Mr. Green tomó el libro en sus manos y pasó las páginas.

—¡Ah! —exclamó—. Aquí está lo que buscaba. Escucha esto: En nuestros corazones está latente el rescoldo del hombre-bestia. Me gustaría oír el comentario de lord Macaulay sobre esa frase.

—¿Qué tiene que ver lord Macaulay con esto?

—Simplemente, que era un maestro de la ironía. Y me imagino las preguntas que habría hecho al respecto: «¿Qué es un hombre-bestia? ¿Cómo puede un hombre-bestia producir rescoldos, excepto después de su cremación? ¿Y cómo, si se ha quemado…?».
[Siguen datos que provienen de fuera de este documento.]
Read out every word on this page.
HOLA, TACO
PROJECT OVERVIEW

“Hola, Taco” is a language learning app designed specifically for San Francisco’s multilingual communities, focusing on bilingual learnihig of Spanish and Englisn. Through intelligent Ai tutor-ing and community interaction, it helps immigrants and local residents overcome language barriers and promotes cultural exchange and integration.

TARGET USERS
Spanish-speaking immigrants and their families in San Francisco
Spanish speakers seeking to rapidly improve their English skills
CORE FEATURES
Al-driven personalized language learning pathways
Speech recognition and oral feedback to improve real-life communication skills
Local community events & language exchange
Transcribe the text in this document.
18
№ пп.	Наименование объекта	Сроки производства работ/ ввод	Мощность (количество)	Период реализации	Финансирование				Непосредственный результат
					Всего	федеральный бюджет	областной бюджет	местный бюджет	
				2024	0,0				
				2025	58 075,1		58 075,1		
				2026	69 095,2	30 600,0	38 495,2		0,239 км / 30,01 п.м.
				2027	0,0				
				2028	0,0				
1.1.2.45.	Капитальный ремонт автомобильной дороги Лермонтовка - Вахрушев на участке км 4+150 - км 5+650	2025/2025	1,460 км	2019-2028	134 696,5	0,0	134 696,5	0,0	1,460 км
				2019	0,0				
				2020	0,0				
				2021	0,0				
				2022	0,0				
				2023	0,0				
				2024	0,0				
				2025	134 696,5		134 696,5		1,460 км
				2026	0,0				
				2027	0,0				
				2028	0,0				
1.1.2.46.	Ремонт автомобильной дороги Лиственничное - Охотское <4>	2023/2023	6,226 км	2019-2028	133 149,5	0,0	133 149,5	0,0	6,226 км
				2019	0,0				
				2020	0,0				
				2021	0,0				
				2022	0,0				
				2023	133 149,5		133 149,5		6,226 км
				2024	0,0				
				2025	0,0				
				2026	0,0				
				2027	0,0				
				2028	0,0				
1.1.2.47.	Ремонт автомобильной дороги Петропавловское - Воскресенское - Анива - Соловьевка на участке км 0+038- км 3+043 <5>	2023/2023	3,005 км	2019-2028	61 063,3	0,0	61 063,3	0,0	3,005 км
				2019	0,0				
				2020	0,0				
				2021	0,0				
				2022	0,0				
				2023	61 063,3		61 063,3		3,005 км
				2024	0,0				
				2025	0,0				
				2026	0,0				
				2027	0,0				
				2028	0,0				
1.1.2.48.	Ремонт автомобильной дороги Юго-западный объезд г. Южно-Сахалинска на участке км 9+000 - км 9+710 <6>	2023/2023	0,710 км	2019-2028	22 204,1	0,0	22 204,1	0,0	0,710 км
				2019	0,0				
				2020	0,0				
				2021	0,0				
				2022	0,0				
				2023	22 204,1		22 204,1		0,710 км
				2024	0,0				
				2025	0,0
¡Vamos, Horatio, ten compasión! —exclamó Waller con voz de reproche—. Lo único que consigues es hacerme estremecer de espanto, pero no aclaras nada la situación.

—Mi querido Waller, el caso es tuyo. Yo no tengo nada que ver con él.

—¡Vamos, no seas modesto!

Mr. Green dejó escapar un suspiro y volvió a contemplar el paisaje desde la ventana.

—Mi única función hasta ahora es la de comentar los puntos que no encajan. Acabo de hacer un obvio comentario sobre el hecho de que la mentalidad de sir Owen no concuerda con la de Stole, y sin embargo, y en virtud justamente de ese libro, parece haber existido entre ambos una curiosa conexión. Aparte de esto, tus deducciones pueden resultar tan acertadas como las mías.

Waller repuso con un gruñido.

Mr. Green se inclinó un poco más hacia adelante, por la ventana abierta.

—Hay muchas otras piezas que no encajan en este rompecabezas, y por eso espero que no nos sea difícil resolverlo.